私が特に注目したのは、「どうぶつ埴輪(はにわ)」たちです。馬や犬、そして牛、鹿、猪、鶏、水鳥などが勢ぞろいで、当時の人たちの身近に動物たちがいたことを想像させてくれました。中には「見返り美人」ならぬ「見返り鹿」もいて、狩りをしている最中に鹿がこちらをうかがう様子は今にも動き出しそうでした。
さらに時代をさかのぼって、青森県にある縄文時代の三内丸山遺跡からは、熊、猪、鹿など多くの動物の骨が出土し、当時の人々がこれらの動物の肉や内臓を食べていて、栄養学的にも豊かな食生活を送っていたことがわかります。
しかし6世紀に仏教が伝来し、「殺生禁断」の教えとともに日本人が古くから持っていた穢れ、忌避意識と結びついて、肉食を避ける風習が生み出されたと言われています。そのような中にあっても、「薬猟」や「薬食い」と称して肉食の風習が細々と続けられてきました。

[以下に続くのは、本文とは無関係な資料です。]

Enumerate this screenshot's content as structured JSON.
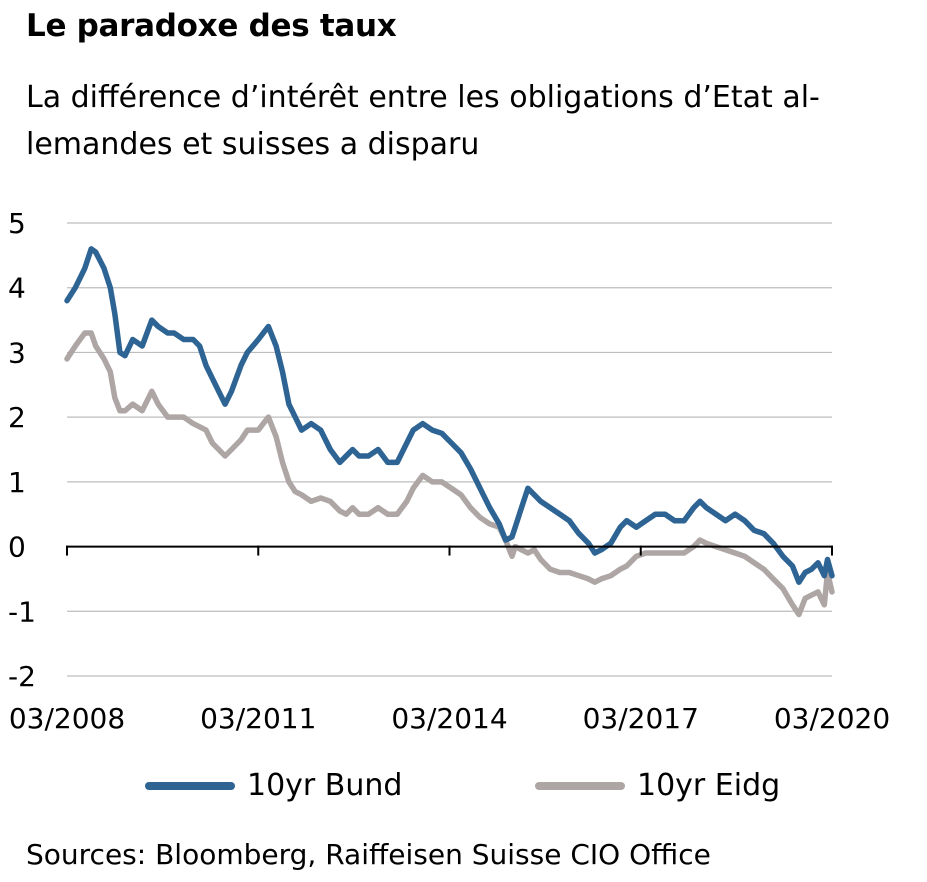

肉食が本格的に広まったのは明治になってから。文明開化の象徴として牛鍋ブームが起き、福沢諭吉が牛肉食を奨励し、「食肉のススメ」に貢献したと言われています。こうしてみてくると、日本人が肉食を避けてきた期間は、縄文時代以降6000年の長い歴史の中でもたかだか1300年ほどということがわかります。農林水産省の「食料需給表」によると、年間一人当たり供給量(純食料ベース)で、牛豚鶏合わせて1960年度は3.0キロだったものが、2011年度には魚介類を抜き、2023年度は10倍以上の33.6キロとお肉が食卓の主役になったのです。